Fecondazione, politici divisi dopo lo stop

Fa discutere la bocciatura del Tar Lazio alle linee guida sulla fecondazione assistita. Il tribunale amministrativo ha ac­colto il ricorso di un gruppo di associazioni, fra le quali Madre Provetta, Amica Cicogna e Warm, annullando per eccesso di potere le linee guida. La par­te contestata riguarda il divie­to di diagnosi preimpianto agli embrioni contenuto nelle linee guida. Il Tar Lazio ha anche chiesto alla Consulta di pro­nunciarsi sulla costituzionalità della legge 40.

 

Gianni Baldini, legale dell’as­sociazione Madre Provetta, sot­tolinea che «la parte delle linee guida che prevede una indagine osservazionale sull’embrione ri­sulterebbe illegittima perché contraria alla legge 40». Come spiega il dispositivo della sen­tenza, inoltre, viene sollevata «la questione di legittimità co­stituzionale dell’articolo 14 com­mi 2 e 3 della legge 40», nella par­te in cui prevede per il medico la possibilità di produrre un nu­mero di embrioni non superio­re a tre e l’obbligo di impiantarli tutti. Previsione che risultereb­be in contrasto sia con l’articolo 3 che con l’articolo 32 della Co­stituzione».

 

In pratica, riassume il presi­dente di Madre Provetta, Moni­ca Soldano, le linee guida varate dal precedente Governo contengono un eccesso di potere: sono più restrittive della legge stessa, mentre dovrebbero solo chiarirne gli aspetti ai medici. «Rientrano in questo eccesso di potere l’obbligo di trasferire gli embrioni prodotti senza la­sciare autonomia decisionale a medico e paziente, e soprattut­to l’aver cancellato la diagnosi genetica preimpianto, introducendo la diagnosi osservaziona­le che è una cosa completamen­te diversa».

 

La decisione del Tar, tra l’al­tro, arriva mentre il ministro della Salute Livia Turco ha già sul suo tavolo pronte le nuove, annunciate linee guida.

 

In ordine sparso le reazioni del mondo politico.
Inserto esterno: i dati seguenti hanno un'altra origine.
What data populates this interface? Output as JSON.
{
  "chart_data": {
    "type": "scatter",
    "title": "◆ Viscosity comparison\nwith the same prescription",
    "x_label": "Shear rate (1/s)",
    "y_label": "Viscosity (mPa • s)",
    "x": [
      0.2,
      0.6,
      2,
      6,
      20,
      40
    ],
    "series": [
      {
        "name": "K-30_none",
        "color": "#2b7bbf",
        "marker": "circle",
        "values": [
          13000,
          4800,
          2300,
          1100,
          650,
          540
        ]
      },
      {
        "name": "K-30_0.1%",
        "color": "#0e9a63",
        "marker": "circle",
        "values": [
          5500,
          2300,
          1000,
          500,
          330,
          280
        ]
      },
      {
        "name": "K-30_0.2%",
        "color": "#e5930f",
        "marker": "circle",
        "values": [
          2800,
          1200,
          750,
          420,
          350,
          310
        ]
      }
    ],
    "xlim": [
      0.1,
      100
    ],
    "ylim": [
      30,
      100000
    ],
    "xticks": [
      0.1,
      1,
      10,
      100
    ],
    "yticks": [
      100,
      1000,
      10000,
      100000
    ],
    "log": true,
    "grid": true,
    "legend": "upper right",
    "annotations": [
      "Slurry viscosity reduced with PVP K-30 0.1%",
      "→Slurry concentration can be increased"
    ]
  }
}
Donatella Poretti (Rosa nel pugno), segre­taria della commissione Affari sociali della Camera, ha rivolto un appello al ministro Turco perché cambi le linee guida del­la legge: «questa sentenza – af­ferma – si aggiunge ad altre due importanti pronunciamenti dei tribunali, che di fatto hanno an­ch’essi considerato illegittimo il divieto della diagnosi preim­pianto». Stesso tono per il com­mento di Roberto Della Vedo­va, deputato di Forza Italia: «lo stop del Tar del Lazio – spiega -costituisce l’ennesimo inciden­te giudiziario di una legge incon­gruente e ideologica».

 

A favore della sentenza sono anche Emilia De Biasi (Pd), se­condo cui «vi sono i presuppo­sti sociali e giuridici che consen­tono l’emanazione delle nuove linee guida», e l’eurodeputato Marco Cappato per il quale la sentenza «fa finalmente cadere una proibizione violenta, abusi­va e irragionevole, che finora è stata pagata dai cittadini italiani portatori di malattie geneti­che». Anche il ministro della So­lidarietà sociale, Paiolo Ferrero, plaude alla decisione, definen­do le linee guida sulla legge 40 «più restrittive e oscurantiste della legge».

 

Secondo Stefania Prestigiacomo, deputato di Forza Italia ed ex ministro per le Pari Opportunità, il Parlamento do­vrebbe approfittare di questo stop alla legge 40 per rivedere la normativa.

 

Di tutt’altra opinione Rober­to Formigoni: per iil presidente della Regione Lombardia, la decisione del Tar Lazio è «vergo­gnosa e ideologica e finge di di­menticare che questa legge è stata difesa dal 75% dei cittadini italiani». Sulla stessa linea Isa­bella Bertolini, vicepresidente dei deputati di Forza Italia, che parla di sentenza politica, «en­nesimo pronunciamento di un tribunale italiano in contrasto con una legge approvata dai rappresentanti del popolo e dal popolo ratificata con un referen­dum, peraltro con una maggio­ranza schiacciante».

Stupore e perplessità anche dall’associazione Scienza e Vi­ta., «L’esclusione da parte del Tar Lazio della cosiddetta diagnosi di tipo osservazionale sull’embrione (asslolutamente non invasiva) – precisa l’asso­ciazione – aprirebbe la porta, secondo i sostenitori del ricor­so, alla diagnosi genetica pre­impianto che, come la letteratu­ra scientifica ampiamente documenta, è essa stessa causa di gravi danni per l’embrione. Va comunque detto che proprio per queste ragioni nella senten­za del Tar non c’è traccia alcu­na di un via libera alla diagnosi preimpianto».